Auch wenn vieles in den Ausbildungen wegen der Corona-Pandemie umgestellt werden musste, mussten die Prüfungen bis auf wenige Ausnahmen nicht verschoben werden. Klipp: „Alle Abschlussprüfungen konnten unter hohem Aufwand und mit einem strengen Hygienekonzept durchgeführt werden. Einzig bei den Prüfungen im Frühjahr 2020 kam es zu leichten Verzögerungen, da die Hygienekonzepte erst einmal erstellt und erprobt werden mussten. Seitdem finden die Prüfungen wie geplant statt.“

  Mit dem Ergebnis des Intensiv Trainings sind sowohl die Azubis als auch die Ausbilder zufrieden.
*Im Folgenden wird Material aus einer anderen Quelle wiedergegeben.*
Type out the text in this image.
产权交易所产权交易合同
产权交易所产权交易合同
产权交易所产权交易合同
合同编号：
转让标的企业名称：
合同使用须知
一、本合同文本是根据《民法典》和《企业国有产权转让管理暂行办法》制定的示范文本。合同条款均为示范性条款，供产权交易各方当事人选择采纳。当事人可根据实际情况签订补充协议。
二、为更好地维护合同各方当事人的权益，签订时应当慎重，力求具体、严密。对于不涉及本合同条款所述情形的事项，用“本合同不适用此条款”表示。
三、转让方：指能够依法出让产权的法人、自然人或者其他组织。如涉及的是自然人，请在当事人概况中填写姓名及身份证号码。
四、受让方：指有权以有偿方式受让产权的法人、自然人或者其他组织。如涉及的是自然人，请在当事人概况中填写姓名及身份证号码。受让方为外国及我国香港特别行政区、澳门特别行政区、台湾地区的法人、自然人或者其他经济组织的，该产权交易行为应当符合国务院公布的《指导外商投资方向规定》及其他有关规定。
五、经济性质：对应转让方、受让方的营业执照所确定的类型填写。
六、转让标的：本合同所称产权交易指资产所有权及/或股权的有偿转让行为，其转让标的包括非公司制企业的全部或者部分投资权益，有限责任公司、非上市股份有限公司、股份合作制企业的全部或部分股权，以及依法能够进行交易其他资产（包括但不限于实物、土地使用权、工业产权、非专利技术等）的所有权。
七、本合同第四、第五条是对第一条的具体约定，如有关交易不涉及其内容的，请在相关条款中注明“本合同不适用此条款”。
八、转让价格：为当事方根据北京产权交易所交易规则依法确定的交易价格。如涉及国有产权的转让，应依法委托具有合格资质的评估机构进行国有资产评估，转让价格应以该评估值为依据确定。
Mit dem Ergebnis des Intensiv Trainings sind sowohl die Azubis als auch die Ausbilder zufrieden. Foto: TV/Angelina Burch

Ob es Auszubildende gab, die ihre Ausbildung wegen den Umständen der Corona-Pandemie abgebrochen haben, lasse sich nicht genau sagen. „Jedes Jahr werden im Schnitt knapp über 9 Prozent der Ausbildungsverhältnisse wieder gelöscht. Der Großteil der Löschungen findet aber gleich zu Beginn der Ausbildung statt“, sagt Klipp. Das habe viele Gründe. Unter anderem sei es nicht ungewöhnlich, dass ein Auszubildender häufiger den Betrieb oder nochmal in die schulische Laufbahn wechselt.